On stage, we combined punishment and transcendence. With guitar amps cutting out half the time, guitars well out of tune, broken cymbals, dropped sticks, and completely unintelligible vocals—not to mention the pure pain poured directly into innocent eardrums by way of finely crafted feedback—we had a tendency to cast the audience as enemy. But we could also transport an entire room, taking an epic journey, bringing along anyone left standing.

It was never an easy life. Our progress was minimal: We went from eating Taco Bell every meal and sleeping on dog shit-smeared hardwood floors, to eating at Perkins and splitting two hotel rooms between the seven of us. Our European travels weren’t much classier, though we’d get a decent place to sleep and breakfast in the morning. Through it all, we kept a sense of adventure, squeezing in out-of-the-ordinary—and some extremely touristy—experiences. It was an extraordinary way to see the world in our 20s, through back alleys, with crusty locals as our guides.

The underground DIY scene that we emerged from was so generous and supportive, it’s hard to imagine getting as far as we did without that strong social network in place. Our wariness of true success was built on the cautionary tales of those who burned out all around us. As long as we kept complete control and never trusted anything corporate, we believed we’d remain safe. We got a few opportunities to sniff success and were lucky enough to meet and tour with some of the best bands of the era. Who knows where we would’ve ended up if we’d made it past ten years?

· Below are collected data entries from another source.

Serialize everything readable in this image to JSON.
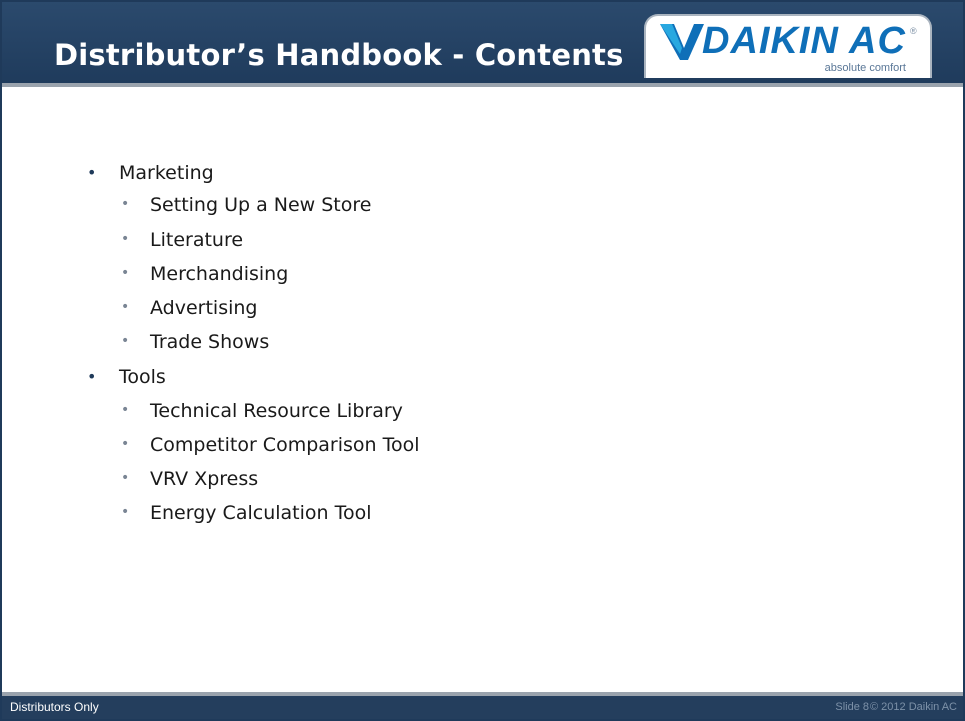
{
  "slide": {
    "title": "Distributor’s Handbook - Contents",
    "logo": {
      "brand": "DAIKIN AC",
      "registered": "®",
      "tagline": "absolute comfort",
      "brand_color": "#0f6fb8"
    },
    "outline": [
      {
        "label": "Marketing",
        "level": 1
      },
      {
        "label": "Setting Up a New Store",
        "level": 2
      },
      {
        "label": "Literature",
        "level": 2
      },
      {
        "label": "Merchandising",
        "level": 2
      },
      {
        "label": "Advertising",
        "level": 2
      },
      {
        "label": "Trade Shows",
        "level": 2
      },
      {
        "label": "Tools",
        "level": 1
      },
      {
        "label": "Technical Resource Library",
        "level": 2
      },
      {
        "label": "Competitor Comparison Tool",
        "level": 2
      },
      {
        "label": "VRV Xpress",
        "level": 2
      },
      {
        "label": "Energy Calculation Tool",
        "level": 2
      }
    ],
    "bullet_char": "•",
    "footer": {
      "left": "Distributors Only",
      "slide_number": "Slide 8",
      "copyright": "© 2012 Daikin AC"
    }
  },
  "colors": {
    "header_bg": "#1f3b5c",
    "footer_bg": "#243e5d",
    "bullet_l1": "#1f3a5a",
    "bullet_l2": "#7a8594"
  }
}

But the universe Unwound created was not sustainable. Something had to give, and that something ended up being the band itself. Ironically, as our personal bonds dissipated, the music only got stronger. There were humans on the other side of those instruments, and with humanity comes fallibility. Communication was never our strong suit; things left unsaid for too long grew too big to ignore.

Unwound was a beautiful, terrible, defining thing. The years have harbored bitterness and regret, at times overshadowing the value of our creation. But as we work on these reissues, it’s become possible to listen without bias, to appreciate without judgment.